|mama's chicken karahi|
i missed this. a pool of bronzed oil, chicken with slightly crisp, caramelised edges and a lacquer of tomato along with the bright heat of fresh green chilli. a really good chicken karahi must be all these elements and must be accompanied by fluffy and soft white naans. the naans should be thick enough to allow their edges to be prised open to a thinner layer. this exposes the dough like centre that becomes a sponge for the spiced oil and masala.
a karahi is actually a cooking utensil that resembles a wok with two handles. the round bottom is intended to nest on a naked flame allowing the oil to get really hot. nowadays they are usually made of stainless steel and are of medium thickness. a chicken karahi therefore is literally chicken cooked in a karahi and in pakistan you can get mutton karahi as well. the wok-like shape of the karahi makes it particularly suited to quick cooking and frying and explains why chicken or mutton karahi is so appealing when guests arrive unannounced. it is the kind of dish that can be prepared in almost the same time in which the house help is dispatched to get naans from the tandoor.
it was certainly a favourite with my sibling who would promptly ask mama to have a two chicken karahi prepared when his friends would come over and there was no meat based dish in the fridge. their teenage and therefore voracious appetites would most certainly mean that the karahi was scoffed down within minutes. i was content with wiping the spiced oil straight from the karahi with naan revived in the toaster after they were done.
mama taught me her recipe on her recent trip to london. there is no singular recipe for karahi as each household will have its own preferences and some will even use onions. the latter give it a sweet edge. i am adding some notes as a preface to the recipe. the foremost is that a wok works equally well in the absence of a karahi. this is a simple recipe and i suspect that if you stir-fry often you should not have difficulty making this. but for those who do not, it might require a little practice. firstly, this is not the kind of dish where you can economise on oil. an over-generous pour of it is necessary for the chicken to caramelise and the tomatoes to become a jammy mess that clings tenaciously to the chicken. secondly, you will need to ensure that the butcher cuts the chicken into at least eighteen to twenty pieces. they should be larger than bite size pieces but much smaller than a regular jointed chicken. when cooking, you will need to play around with the heat a fair bit. for instance the chicken is initially seared on high heat but the garlic and ginger paste must be sautéed on lower heat to ensure that it is does not burn. and of course one always simmers on medium to low heat. lastly, i much prefer a dry masala so i fry the tomatoes until they are merely a lacquer on the pieces of chicken. you can adjust the masala by frying it to your likes. and now here is the recipe.
a one and a half kg chicken, skinned and cut into eighteen to twenty pieces
five to six cloves of garlic
a one inch piece of ginger, peeled
one teaspoon chilli flakes
salt to taste
one teaspoon white cumin
five plum tomatoes, roughly chopped
pound the garlic cloves and ginger in a pestle and mortar until reduced to a smooth paste.
start by heating half a cup of oil in a large karahi or wok. when it is hot add the chicken. make sure that the pieces are in a single layer so that they brown evenly. the aim is to colour the exterior, not cook the chicken at this stage. if your wok is too small to accommodate the whole chicken sear it in batches. this should take around ten to twelve minutes.
once the chicken has caught colour and lost its raw smell reduce the heat to medium-low and add the ginger garlic paste to the wok. fry this briefly until it smells aromatic, but taking care that it is does not go brown or burn. then add the salt, chilli flakes and white cumin. lastly add the tomatoes.

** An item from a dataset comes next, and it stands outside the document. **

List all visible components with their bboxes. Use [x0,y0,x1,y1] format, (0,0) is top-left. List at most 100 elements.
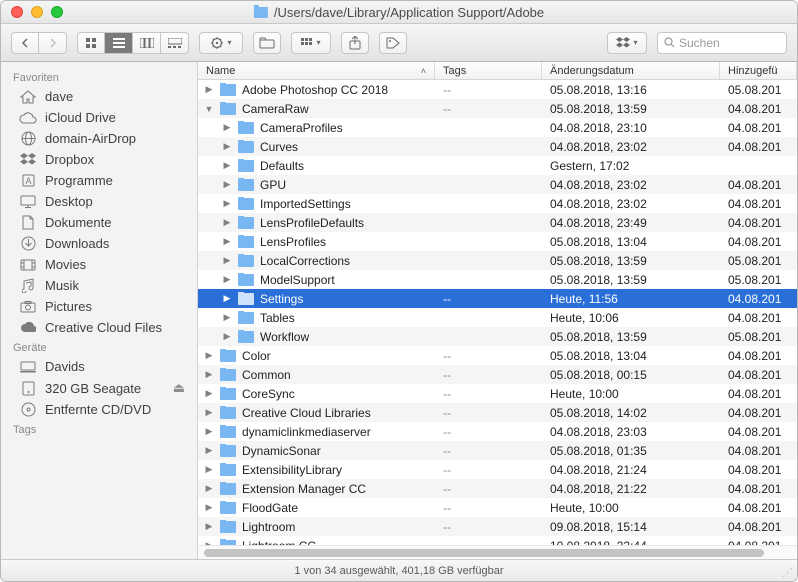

increase the heat to high for a minute to encourage the tomatoes to run their juices. then reduce the heat so that the contents of the wok are at a whispering simmer. place a lid on the chicken and allow it to cook in the juices. this will help tenderise the chicken.
check the chicken for doneness after fifteen minutes. if it is not fully tender let it continue simmering for another five minutes. the final stage involves turning the heat up and frying the chicken. the karahi is ready when the tomatoes are jam like in consistency and the oil separates from them. its colour will be dark sunflower owing to the tomatoes and spices.
finely chop the coriander, julienne the ginger and slice the green chillies into fine rounds. garnish the chicken karahi with these and serve with soft white naans.